A partir do cap. 18, Justino trata da imortalidade da alma depois da morte com argumentos suspeitos e, da ressurreição que só é possível pela onipotência de Deus. Nos caps. 21-22, estabelece analogias entre as doutrinas estóica e cristã. Contudo, Justino não percebe que seu caminho é perigoso, minado, pois essa semelhança pode ser arma para negar a divindade e originalidade do cristianismo. Justino estará procurando um meio de se tornar acessível, de ser compreendido, de dizer que o cristianismo não era de outro mundo? Falar a própria língua do pagão? No cap. 23, apresenta um novo plano de demonstração da doutrina cristã. Nos caps. 24-29, só a doutrina recebida de Cristo e dos profetas que o precederam é a verdadeira e mais antiga que todos os escritores anteriores. Dado que o critério da verdade é a antiguidade, Justino, como antes dele os apologistas judaicos, insiste que os filósofos tomaram dos profetas e de Moisés as verdades que expressam em seus ensinamentos (I Ap, 59,1-6; 60,1-7).
Nos caps. 30-53, Justino afirma que, antes da encarnação, os demônios inventaram muitas armadilhas para apartar os homens da fé naquele mistério. Aí Justino identifica Cristo com a alma do mundo de Platão (Timeu, 366). Para ele, Platão teria haurido esta verdade de Nm 21,7-8. Finalmente, Justino defende os cristãos dizendo que neles o imperador tem os melhores colaboradores. Porque os cristãos são fiéis ao Evangelho, são também leais ao imperador e cumprem com mais fervor e prontidão do que nenhum outro cidadão seus deveres, “pois nosso Mestre nos ensinou a dar a Deus o que é de Deus e a César o que é de César”, isto é, adoração a Deus e só serviço e tributo a César. Portanto, não são inimigos do império, mas pela doutrina e pelo comportamento são os melhores servidores dos governadores, para manter a paz. Infelizmente, Justino apresenta a religião cristã como garantia, como estrutura que ajuda a manter a “ordem social”. O cristianismo perde assim toda sua força questionadora das estruturas dominantes, opressoras.
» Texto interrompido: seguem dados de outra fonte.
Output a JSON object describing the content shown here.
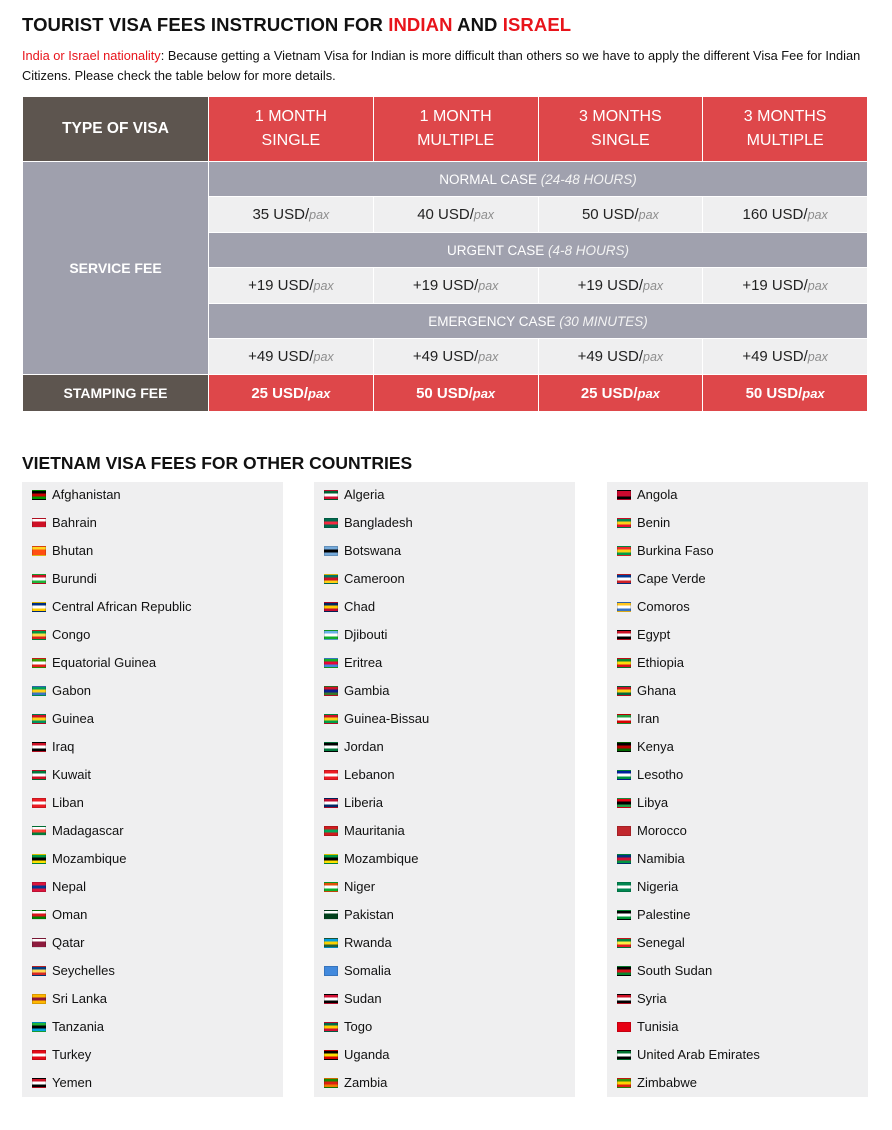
{
  "title": {
    "pre": "TOURIST VISA FEES INSTRUCTION FOR ",
    "india": "INDIAN",
    "mid": " AND ",
    "israel": "ISRAEL"
  },
  "intro": {
    "label": "India or Israel nationality",
    "text": ": Because getting a Vietnam Visa for Indian is more difficult than others so we have to apply the different Visa Fee for Indian Citizens. Please check the table below for more details."
  },
  "table": {
    "type_label": "TYPE OF VISA",
    "headers": [
      {
        "l1": "1 MONTH",
        "l2": "SINGLE"
      },
      {
        "l1": "1 MONTH",
        "l2": "MULTIPLE"
      },
      {
        "l1": "3 MONTHS",
        "l2": "SINGLE"
      },
      {
        "l1": "3 MONTHS",
        "l2": "MULTIPLE"
      }
    ],
    "service_label": "SERVICE FEE",
    "unit": "/",
    "pax": "pax",
    "sections": [
      {
        "name": "NORMAL CASE",
        "time": "(24-48 HOURS)",
        "values": [
          "35 USD",
          "40 USD",
          "50 USD",
          "160 USD"
        ]
      },
      {
        "name": "URGENT CASE",
        "time": "(4-8 HOURS)",
        "values": [
          "+19 USD",
          "+19 USD",
          "+19 USD",
          "+19 USD"
        ]
      },
      {
        "name": "EMERGENCY CASE",
        "time": "(30 MINUTES)",
        "values": [
          "+49 USD",
          "+49 USD",
          "+49 USD",
          "+49 USD"
        ]
      }
    ],
    "stamping_label": "STAMPING FEE",
    "stamping_values": [
      "25 USD",
      "50 USD",
      "25 USD",
      "50 USD"
    ]
  },
  "other_title": "VIETNAM VISA FEES FOR OTHER COUNTRIES",
  "columns": [
    [
      {
        "name": "Afghanistan",
        "flag": [
          "#000",
          "#c00",
          "#090"
        ]
      },
      {
        "name": "Bahrain",
        "flag": [
          "#fff",
          "#ce1126",
          "#ce1126"
        ]
      },
      {
        "name": "Bhutan",
        "flag": [
          "#ffd520",
          "#ff4e12",
          "#ff4e12"
        ]
      },
      {
        "name": "Burundi",
        "flag": [
          "#ce1126",
          "#fff",
          "#1eb53a"
        ]
      },
      {
        "name": "Central African Republic",
        "flag": [
          "#003082",
          "#fff",
          "#ffce00"
        ]
      },
      {
        "name": "Congo",
        "flag": [
          "#009543",
          "#fbde4a",
          "#dc241f"
        ]
      },
      {
        "name": "Equatorial Guinea",
        "flag": [
          "#3e9a00",
          "#fff",
          "#e32118"
        ]
      },
      {
        "name": "Gabon",
        "flag": [
          "#009e60",
          "#fcd116",
          "#3a75c4"
        ]
      },
      {
        "name": "Guinea",
        "flag": [
          "#ce1126",
          "#fcd116",
          "#009460"
        ]
      },
      {
        "name": "Iraq",
        "flag": [
          "#ce1126",
          "#fff",
          "#000"
        ]
      },
      {
        "name": "Kuwait",
        "flag": [
          "#007a3d",
          "#fff",
          "#ce1126"
        ]
      },
      {
        "name": "Liban",
        "flag": [
          "#ed1c24",
          "#fff",
          "#ed1c24"
        ]
      },
      {
        "name": "Madagascar",
        "flag": [
          "#fff",
          "#fc3d32",
          "#007e3a"
        ]
      },
      {
        "name": "Mozambique",
        "flag": [
          "#009a44",
          "#000",
          "#fce100"
        ]
      },
      {
        "name": "Nepal",
        "flag": [
          "#dc143c",
          "#003893",
          "#dc143c"
        ]
      },
      {
        "name": "Oman",
        "flag": [
          "#fff",
          "#db161b",
          "#008000"
        ]
      },
      {
        "name": "Qatar",
        "flag": [
          "#fff",
          "#8d1b3d",
          "#8d1b3d"
        ]
      },
      {
        "name": "Seychelles",
        "flag": [
          "#003f87",
          "#fcd856",
          "#d62828"
        ]
      },
      {
        "name": "Sri Lanka",
        "flag": [
          "#ffb700",
          "#8d153a",
          "#ffb700"
        ]
      },
      {
        "name": "Tanzania",
        "flag": [
          "#1eb53a",
          "#000",
          "#00a3dd"
        ]
      },
      {
        "name": "Turkey",
        "flag": [
          "#e30a17",
          "#fff",
          "#e30a17"
        ]
      },
      {
        "name": "Yemen",
        "flag": [
          "#ce1126",
          "#fff",
          "#000"
        ]
      }
    ],
    [
      {
        "name": "Algeria",
        "flag": [
          "#006233",
          "#fff",
          "#d21034"
        ]
      },
      {
        "name": "Bangladesh",
        "flag": [
          "#006a4e",
          "#f42a41",
          "#006a4e"
        ]
      },
      {
        "name": "Botswana",
        "flag": [
          "#75aadb",
          "#000",
          "#75aadb"
        ]
      },
      {
        "name": "Cameroon",
        "flag": [
          "#007a5e",
          "#ce1126",
          "#fcd116"
        ]
      },
      {
        "name": "Chad",
        "flag": [
          "#002664",
          "#fecb00",
          "#c60c30"
        ]
      },
      {
        "name": "Djibouti",
        "flag": [
          "#6ab2e7",
          "#fff",
          "#12ad2b"
        ]
      },
      {
        "name": "Eritrea",
        "flag": [
          "#12ad2b",
          "#ea0437",
          "#4189dd"
        ]
      },
      {
        "name": "Gambia",
        "flag": [
          "#ce1126",
          "#0c1c8c",
          "#3a7728"
        ]
      },
      {
        "name": "Guinea-Bissau",
        "flag": [
          "#ce1126",
          "#fcd116",
          "#009e49"
        ]
      },
      {
        "name": "Jordan",
        "flag": [
          "#000",
          "#fff",
          "#007a3d"
        ]
      },
      {
        "name": "Lebanon",
        "flag": [
          "#ed1c24",
          "#fff",
          "#ed1c24"
        ]
      },
      {
        "name": "Liberia",
        "flag": [
          "#bf0a30",
          "#fff",
          "#002868"
        ]
      },
      {
        "name": "Mauritania",
        "flag": [
          "#d01c1f",
          "#00a95c",
          "#d01c1f"
        ]
      },
      {
        "name": "Mozambique",
        "flag": [
          "#009a44",
          "#000",
          "#fce100"
        ]
      },
      {
        "name": "Niger",
        "flag": [
          "#e05206",
          "#fff",
          "#0db02b"
        ]
      },
      {
        "name": "Pakistan",
        "flag": [
          "#fff",
          "#01411c",
          "#01411c"
        ]
      },
      {
        "name": "Rwanda",
        "flag": [
          "#00a1de",
          "#fad201",
          "#20603d"
        ]
      },
      {
        "name": "Somalia",
        "flag": [
          "#4189dd",
          "#4189dd",
          "#4189dd"
        ]
      },
      {
        "name": "Sudan",
        "flag": [
          "#d21034",
          "#fff",
          "#000"
        ]
      },
      {
        "name": "Togo",
        "flag": [
          "#006a4e",
          "#ffce00",
          "#d21034"
        ]
      },
      {
        "name": "Uganda",
        "flag": [
          "#000",
          "#fcdc04",
          "#d90000"
        ]
      },
      {
        "name": "Zambia",
        "flag": [
          "#198a00",
          "#de2010",
          "#ef7d00"
        ]
      }
    ],
    [
      {
        "name": "Angola",
        "flag": [
          "#cc092f",
          "#cc092f",
          "#000"
        ]
      },
      {
        "name": "Benin",
        "flag": [
          "#008751",
          "#fcd116",
          "#e8112d"
        ]
      },
      {
        "name": "Burkina Faso",
        "flag": [
          "#ef2b2d",
          "#fcd116",
          "#009e49"
        ]
      },
      {
        "name": "Cape Verde",
        "flag": [
          "#003893",
          "#fff",
          "#cf2027"
        ]
      },
      {
        "name": "Comoros",
        "flag": [
          "#ffc61e",
          "#fff",
          "#3a75c4"
        ]
      },
      {
        "name": "Egypt",
        "flag": [
          "#ce1126",
          "#fff",
          "#000"
        ]
      },
      {
        "name": "Ethiopia",
        "flag": [
          "#078930",
          "#fcdd09",
          "#da121a"
        ]
      },
      {
        "name": "Ghana",
        "flag": [
          "#ce1126",
          "#fcd116",
          "#006b3f"
        ]
      },
      {
        "name": "Iran",
        "flag": [
          "#239f40",
          "#fff",
          "#da0000"
        ]
      },
      {
        "name": "Kenya",
        "flag": [
          "#000",
          "#bb0000",
          "#006600"
        ]
      },
      {
        "name": "Lesotho",
        "flag": [
          "#00209f",
          "#fff",
          "#009543"
        ]
      },
      {
        "name": "Libya",
        "flag": [
          "#e70013",
          "#000",
          "#239e46"
        ]
      },
      {
        "name": "Morocco",
        "flag": [
          "#c1272d",
          "#c1272d",
          "#c1272d"
        ]
      },
      {
        "name": "Namibia",
        "flag": [
          "#003580",
          "#d21034",
          "#009543"
        ]
      },
      {
        "name": "Nigeria",
        "flag": [
          "#008751",
          "#fff",
          "#008751"
        ]
      },
      {
        "name": "Palestine",
        "flag": [
          "#000",
          "#fff",
          "#009736"
        ]
      },
      {
        "name": "Senegal",
        "flag": [
          "#00853f",
          "#fdef42",
          "#e31b23"
        ]
      },
      {
        "name": "South Sudan",
        "flag": [
          "#000",
          "#da121a",
          "#078930"
        ]
      },
      {
        "name": "Syria",
        "flag": [
          "#ce1126",
          "#fff",
          "#000"
        ]
      },
      {
        "name": "Tunisia",
        "flag": [
          "#e70013",
          "#e70013",
          "#e70013"
        ]
      },
      {
        "name": "United Arab Emirates",
        "flag": [
          "#00732f",
          "#fff",
          "#000"
        ]
      },
      {
        "name": "Zimbabwe",
        "flag": [
          "#319208",
          "#ffd200",
          "#de2010"
        ]
      }
    ]
  ]
}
No cap. 11, Justino diz que os cristãos não esperam por “reino deste mundo”. Logo, os cristãos não merecem ser perseguidos nem quanto à religião, nem por sua atitude ante o império.
Como explicar, então, as perseguições contra os cristãos? Por que gente de bem é perseguida enquanto os idólatras, adúlteros não são molestados? Para Justino, a perseguição contra os cristãos é instigação dos demônios. Aqui Justino se mostra inteiramente dependente de seu meio e de seu tempo. É também um dos pontos fracos de sua argumentação. O propósito dos demônios é de reduzir os homens a seus servos e assistentes. São instigadores do paganismo antes da vinda de Cristo e dos hereges agora.